Photo by Kirby Lee, USA Today Sports

Los Angeles Kings’ defenseman, Slava Voynov was suspended on Oct. 20 of this year following allegations of domestic abuse and his subsequent arrest. He was immediately suspended for the duration of the investigation, which still has yet to be resolved. Although the Russian native is not currently involved in any team activities, he continues to be on the Kings’ payroll, taking up $4.166 million of LA’s salary cap space.

This is the fifth week of Voynov’s suspension. The choice to suspend a player with pay is a fairly uncommon one and so far, it has worked against the Kings. The cap crunch has caused the Kings’ to have a player shortage. In order to accommodate the cap, the Kings have been forced at times to play one defenseman short. Naturally, they are not too happy with their current situation. Unfortunately for the Kings, league commissioner, Gary Bettman is sticking to his guns. 

Bettman has remained unsympathetic towards the Kings’ struggles with the salary cap is not willing to make any exceptions for the reigning Stanley Cup Champions. He has made it clear that every team has a salary cap and is responsible for cap management, and the Kings, despite their situation with Voynov, is no different. According to an article published by Sports Illustrated, Bettman stated during a conference that the “Collective Bargaining Agreement (CBA) expressly provides for what we’re doing,” as in the CBA directly addresses this kind of suspension.

General Manager of the LA Kings, Dean Lombardi, is especially frustrated by the situation and Bettman’s unwillingness to throw his team a bone. While Lombardi has made statements since Voynov’s suspension that he agrees with the suspension of the 24-year old blue-liner, he also feels as if the league’s refusal to provide the Kings’ with cap relief is unfair and unreasonable. 

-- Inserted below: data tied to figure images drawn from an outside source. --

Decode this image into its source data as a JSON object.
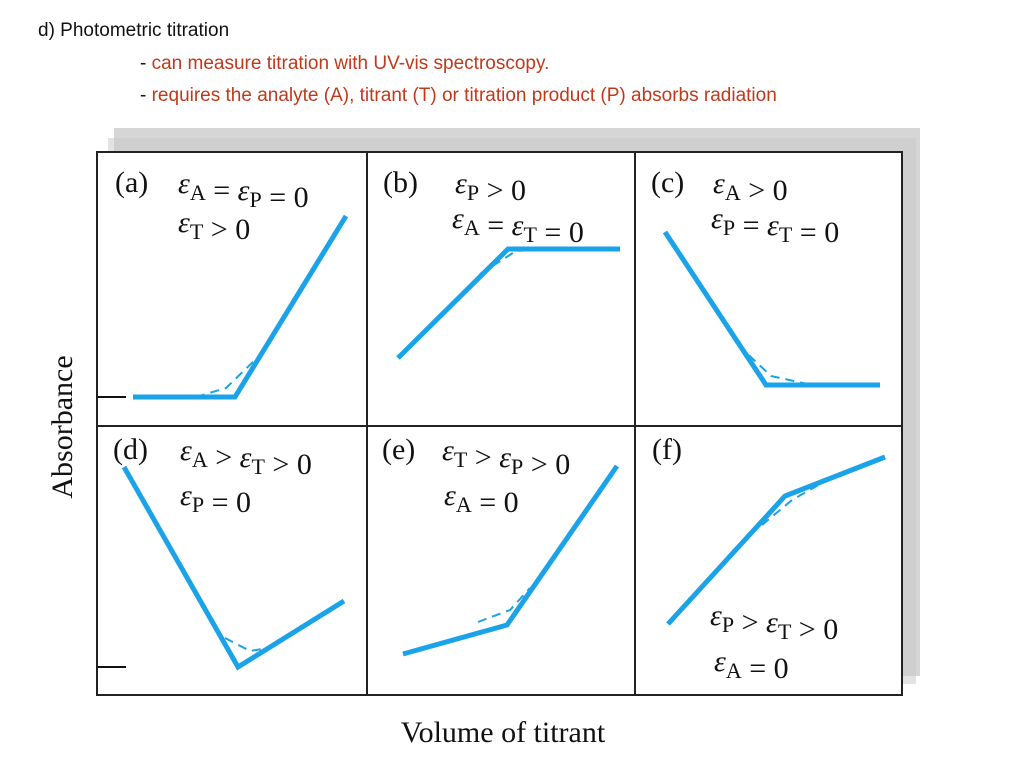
{
  "slide": {
    "heading": "d) Photometric titration",
    "bullets": [
      {
        "dash": "- ",
        "text": "can measure titration with UV-vis spectroscopy."
      },
      {
        "dash": "- ",
        "text": "requires the analyte (A), titrant (T) or titration product (P) absorbs radiation"
      }
    ]
  },
  "figure": {
    "y_axis_label": "Absorbance",
    "x_axis_label": "Volume of titrant",
    "line_color": "#1aa3e8",
    "panels": [
      {
        "id": "a",
        "label": "(a)",
        "conditions": [
          [
            {
              "t": "ε",
              "s": "A"
            },
            {
              "t": " = "
            },
            {
              "t": "ε",
              "s": "P"
            },
            {
              "t": " = 0"
            }
          ],
          [
            {
              "t": "ε",
              "s": "T"
            },
            {
              "t": " > 0"
            }
          ]
        ]
      },
      {
        "id": "b",
        "label": "(b)",
        "conditions": [
          [
            {
              "t": "ε",
              "s": "P"
            },
            {
              "t": " > 0"
            }
          ],
          [
            {
              "t": "ε",
              "s": "A"
            },
            {
              "t": " = "
            },
            {
              "t": "ε",
              "s": "T"
            },
            {
              "t": " = 0"
            }
          ]
        ]
      },
      {
        "id": "c",
        "label": "(c)",
        "conditions": [
          [
            {
              "t": "ε",
              "s": "A"
            },
            {
              "t": " > 0"
            }
          ],
          [
            {
              "t": "ε",
              "s": "P"
            },
            {
              "t": " = "
            },
            {
              "t": "ε",
              "s": "T"
            },
            {
              "t": " = 0"
            }
          ]
        ]
      },
      {
        "id": "d",
        "label": "(d)",
        "conditions": [
          [
            {
              "t": "ε",
              "s": "A"
            },
            {
              "t": " > "
            },
            {
              "t": "ε",
              "s": "T"
            },
            {
              "t": " > 0"
            }
          ],
          [
            {
              "t": "ε",
              "s": "P"
            },
            {
              "t": " = 0"
            }
          ]
        ]
      },
      {
        "id": "e",
        "label": "(e)",
        "conditions": [
          [
            {
              "t": "ε",
              "s": "T"
            },
            {
              "t": " > "
            },
            {
              "t": "ε",
              "s": "P"
            },
            {
              "t": " > 0"
            }
          ],
          [
            {
              "t": "ε",
              "s": "A"
            },
            {
              "t": " = 0"
            }
          ]
        ]
      },
      {
        "id": "f",
        "label": "(f)",
        "conditions": [
          [
            {
              "t": "ε",
              "s": "P"
            },
            {
              "t": " > "
            },
            {
              "t": "ε",
              "s": "T"
            },
            {
              "t": " > 0"
            }
          ],
          [
            {
              "t": "ε",
              "s": "A"
            },
            {
              "t": " = 0"
            }
          ]
        ]
      }
    ]
  }
}
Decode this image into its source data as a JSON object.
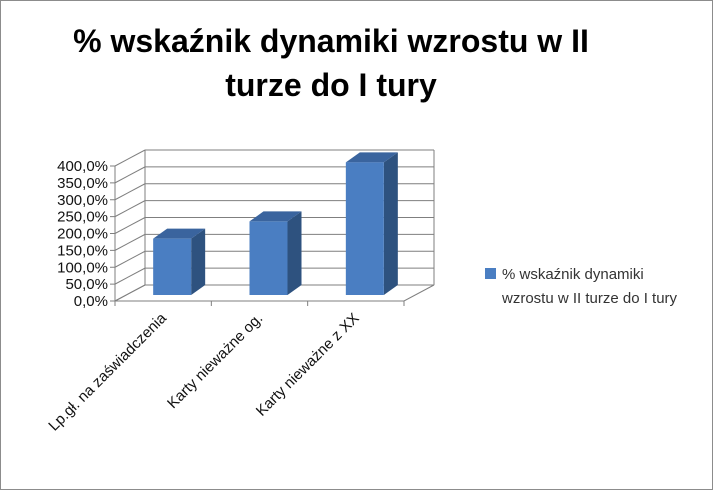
{
  "chart_data": {
    "type": "bar",
    "title": "% wskaźnik dynamiki wzrostu w II turze do I tury",
    "categories": [
      "Lp.gł. na zaświadczenia",
      "Karty nieważne og.",
      "Karty nieważne z XX"
    ],
    "series": [
      {
        "name": "% wskaźnik dynamiki wzrostu w II turze do I tury",
        "values": [
          167,
          218,
          393
        ]
      }
    ],
    "ylim": [
      0,
      400
    ],
    "y_ticks": [
      "0,0%",
      "50,0%",
      "100,0%",
      "150,0%",
      "200,0%",
      "250,0%",
      "300,0%",
      "350,0%",
      "400,0%"
    ],
    "xlabel": "",
    "ylabel": "",
    "grid": true,
    "legend_position": "right",
    "style": "3d-column",
    "colors": {
      "bar_front": "#4a7ec2",
      "bar_side": "#2e527f",
      "bar_top": "#3a649e",
      "gridline": "#7f7f7f"
    }
  }
}
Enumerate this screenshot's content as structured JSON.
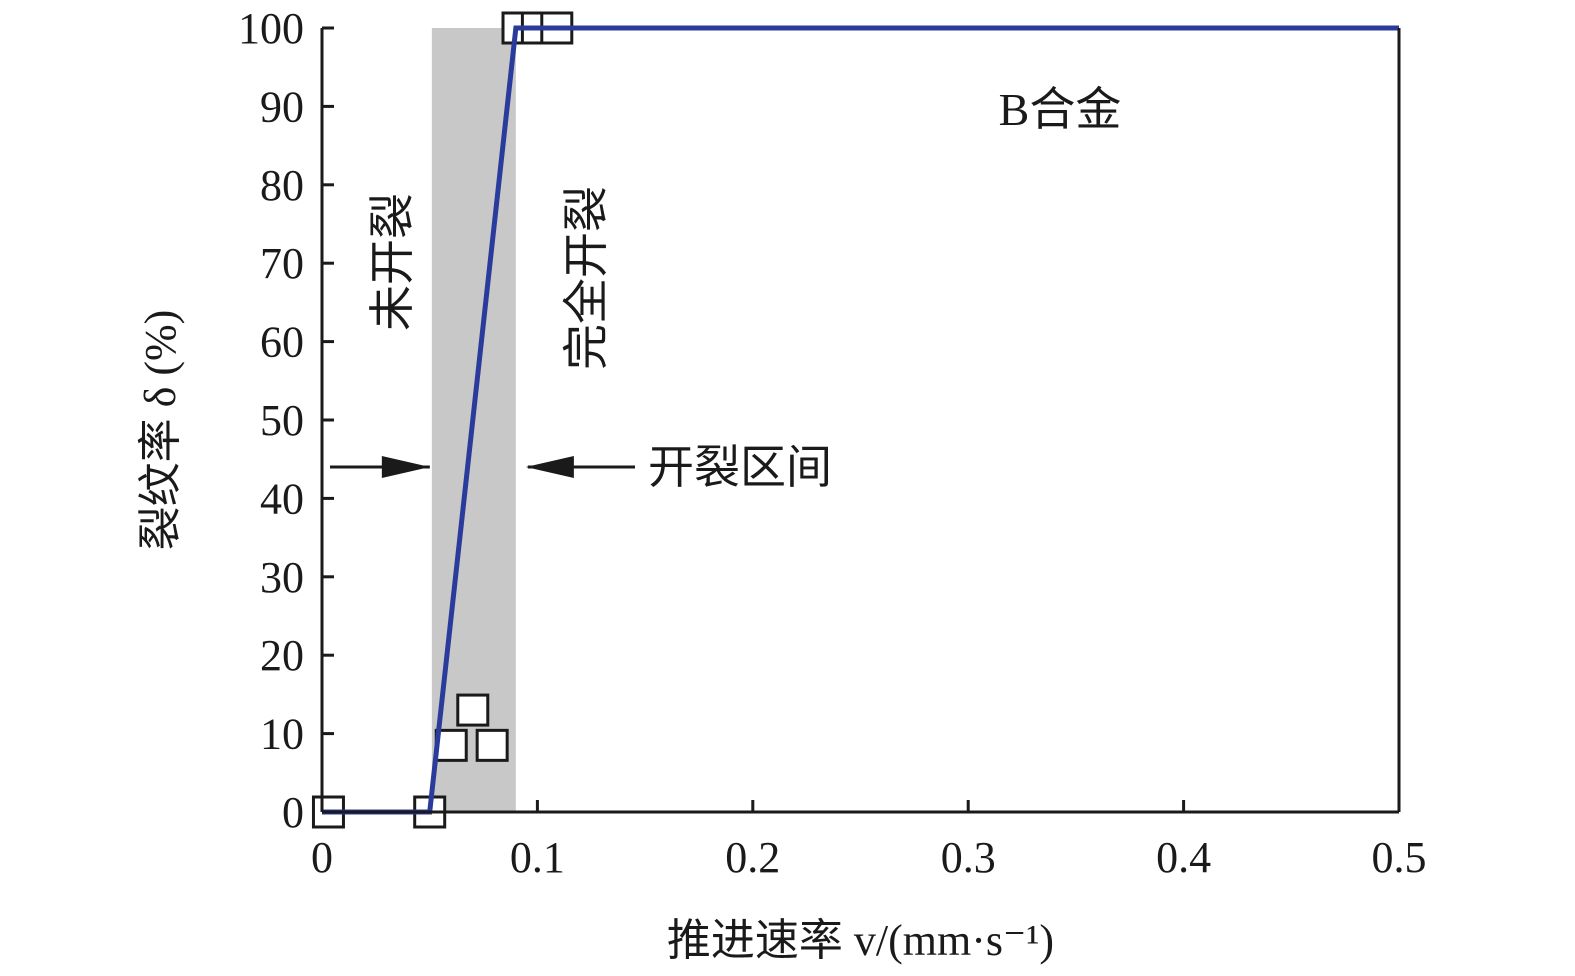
{
  "chart_data": {
    "type": "line",
    "title": "",
    "xlabel": "推进速率 v/(mm·s⁻¹)",
    "ylabel": "裂纹率 δ (%)",
    "xlim": [
      0,
      0.5
    ],
    "ylim": [
      0,
      100
    ],
    "xticks": [
      "0",
      "0.1",
      "0.2",
      "0.3",
      "0.4",
      "0.5"
    ],
    "yticks": [
      "0",
      "10",
      "20",
      "30",
      "40",
      "50",
      "60",
      "70",
      "80",
      "90",
      "100"
    ],
    "grid": false,
    "alloy_label": "B合金",
    "cracking_range": [
      0.051,
      0.09
    ],
    "series": [
      {
        "type": "scatter",
        "marker": "square",
        "x": [
          0.003,
          0.05,
          0.06,
          0.07,
          0.079,
          0.091,
          0.1,
          0.109
        ],
        "y": [
          0,
          0,
          8.5,
          13,
          8.5,
          100,
          100,
          100
        ]
      },
      {
        "type": "line",
        "color": "#2b3b9c",
        "x": [
          0,
          0.05,
          0.09,
          0.5
        ],
        "y": [
          0,
          0,
          100,
          100
        ]
      }
    ],
    "annotations": {
      "uncracked": "未开裂",
      "fully_cracked": "完全开裂",
      "cracking_interval": "开裂区间"
    }
  },
  "colors": {
    "fit_line": "#2b3b9c",
    "shade": "#c8c8c8",
    "axis": "#1a1a1a"
  }
}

In an interview with the Orange County Register’s Rich Hammond on Nov. 17th, Lombardi commented on the fact that other teams have been allowed cap relief for issues such as injuries, and that relief allows for “a cushion,” he said. Lombardi believes that the Kings’ should have that cushion. Voynov is still suspended and his actions are very clearly not being ignored, and yet LA has not been given any wiggle room.

He further stated to Hammond that:

”We must build in a cushion in case one of our players is a bank robber, kleptomaniac, etc. The seemingly better alternative is, we have to do a better job of educating our players and, in particular, monitoring our players away from the rink. While monitoring them away from the rink may have the Orwellian connotation of `Big Brother’ oversight, that is the nature of the sports business in the cap era.”

Lombardi went on to reference the case of Maple Leaf’s right-winger, Carter Ashton, who has been serving a 20-game suspension which went into effect early November for the use of performance enhancing drugs that violated the terms laid out by the NHL/NHLPA’s Performance Enhancing Substances Program. Following Ashton’s suspension, Toronto was allowed cap space. While Ashton and Voynov’s respective cases are certainly not the same, Lombardi was trying to make a point about who gets cap space and who does not and how this distinction points to how, as he told the Helene Elliott of the Los Angeles Times, “the system is dysfunctional.”

Looking ahead, Voynov’s court date is set for December 1st and with the way things are going it looks like the Kings will have to do what they can with the current salary cap in place.